Notably, Powell stressed that “We’re not looking for a weaker labor market.”

At the time, that comment didn’t seem crucial. Earlier on Wednesday, the ADP Employment Report estimated that private payroll growth slowed to just 107,000 in January.

But Friday’s jobs report told a different picture. The U.S. added 353,000 jobs last month, the Labor Department said, more than twice as much as expected. Average hourly earnings jumped 0.6% vs. December, double forecasts.

While there are reasons to question the magnitude of the job and wage gains, the report pointed to significant economic and labor strength.

And yet, Wall Street took Friday’s jobs report in stride. The major indexes opened mixed but quickly marched higher, with the S&P 500 and Dow Jones hitting record highs and the Nasdaq just touching a two-year best.

Clearly, Meta Platforms, Amazon and other big techs led the way on Friday. The Nasdaq rose 1.7% while the Russell 2000 fell 0.5%. The Invesco S&P 500 Equal Weight ETF (RSP) edged down 0.1%, though it climbed 0.4% for the week, near 52-week highs.

But without Fed chief Powell’s comments on economic growth and especially labor markets, the January jobs report could have triggered a sharply negative reaction on Wall Street.

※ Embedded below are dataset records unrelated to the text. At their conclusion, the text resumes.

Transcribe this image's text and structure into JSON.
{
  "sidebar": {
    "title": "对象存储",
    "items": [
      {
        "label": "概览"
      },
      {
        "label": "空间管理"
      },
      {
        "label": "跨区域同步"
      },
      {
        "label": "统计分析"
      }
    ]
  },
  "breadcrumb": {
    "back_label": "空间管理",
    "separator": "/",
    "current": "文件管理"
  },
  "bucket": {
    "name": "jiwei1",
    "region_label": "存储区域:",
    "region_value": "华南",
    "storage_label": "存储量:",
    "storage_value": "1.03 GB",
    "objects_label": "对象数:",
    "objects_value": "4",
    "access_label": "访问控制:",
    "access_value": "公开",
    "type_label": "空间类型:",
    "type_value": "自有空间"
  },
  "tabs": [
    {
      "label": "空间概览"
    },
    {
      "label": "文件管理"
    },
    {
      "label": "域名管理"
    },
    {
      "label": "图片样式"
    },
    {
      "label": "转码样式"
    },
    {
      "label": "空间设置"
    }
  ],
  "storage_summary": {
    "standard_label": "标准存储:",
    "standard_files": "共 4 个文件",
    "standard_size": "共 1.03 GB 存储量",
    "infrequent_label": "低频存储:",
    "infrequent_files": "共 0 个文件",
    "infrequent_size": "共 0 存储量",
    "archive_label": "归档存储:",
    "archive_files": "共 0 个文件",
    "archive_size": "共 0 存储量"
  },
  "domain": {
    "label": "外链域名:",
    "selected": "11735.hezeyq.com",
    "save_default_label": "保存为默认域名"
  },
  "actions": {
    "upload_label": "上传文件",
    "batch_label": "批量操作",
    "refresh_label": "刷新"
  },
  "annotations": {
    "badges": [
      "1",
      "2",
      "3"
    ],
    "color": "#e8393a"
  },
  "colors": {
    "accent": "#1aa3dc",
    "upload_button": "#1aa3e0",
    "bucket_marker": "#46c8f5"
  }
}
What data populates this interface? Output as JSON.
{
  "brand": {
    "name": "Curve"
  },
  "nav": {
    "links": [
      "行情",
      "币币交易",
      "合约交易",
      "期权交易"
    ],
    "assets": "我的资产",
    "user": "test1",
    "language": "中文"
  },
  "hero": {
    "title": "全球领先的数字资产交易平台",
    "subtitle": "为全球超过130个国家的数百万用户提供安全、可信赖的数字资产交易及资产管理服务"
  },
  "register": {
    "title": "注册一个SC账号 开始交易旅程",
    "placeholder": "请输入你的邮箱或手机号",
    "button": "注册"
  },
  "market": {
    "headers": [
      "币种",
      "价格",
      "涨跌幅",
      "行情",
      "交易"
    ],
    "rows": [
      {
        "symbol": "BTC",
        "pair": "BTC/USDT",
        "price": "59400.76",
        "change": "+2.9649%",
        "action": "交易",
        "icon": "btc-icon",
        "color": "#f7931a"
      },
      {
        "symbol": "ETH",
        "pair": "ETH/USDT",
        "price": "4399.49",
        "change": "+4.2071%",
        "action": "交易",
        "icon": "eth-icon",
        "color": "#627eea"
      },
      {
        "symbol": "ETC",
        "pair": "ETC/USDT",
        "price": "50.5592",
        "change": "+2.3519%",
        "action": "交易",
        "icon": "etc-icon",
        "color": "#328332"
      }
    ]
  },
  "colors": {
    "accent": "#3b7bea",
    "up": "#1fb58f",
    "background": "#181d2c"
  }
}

The jobs report did further reduce market odds of a March rate cut to about 20%. The chances of a Fed rate cut by May 1 remain high, though reduced to 73%.

But, notably, Wall Street is still betting on six quarter-point cuts for the full year.

If the Fed is willing to cut interest rates significantly in 2024 despite solid economic growth, it would be a powerful tailwind for stocks.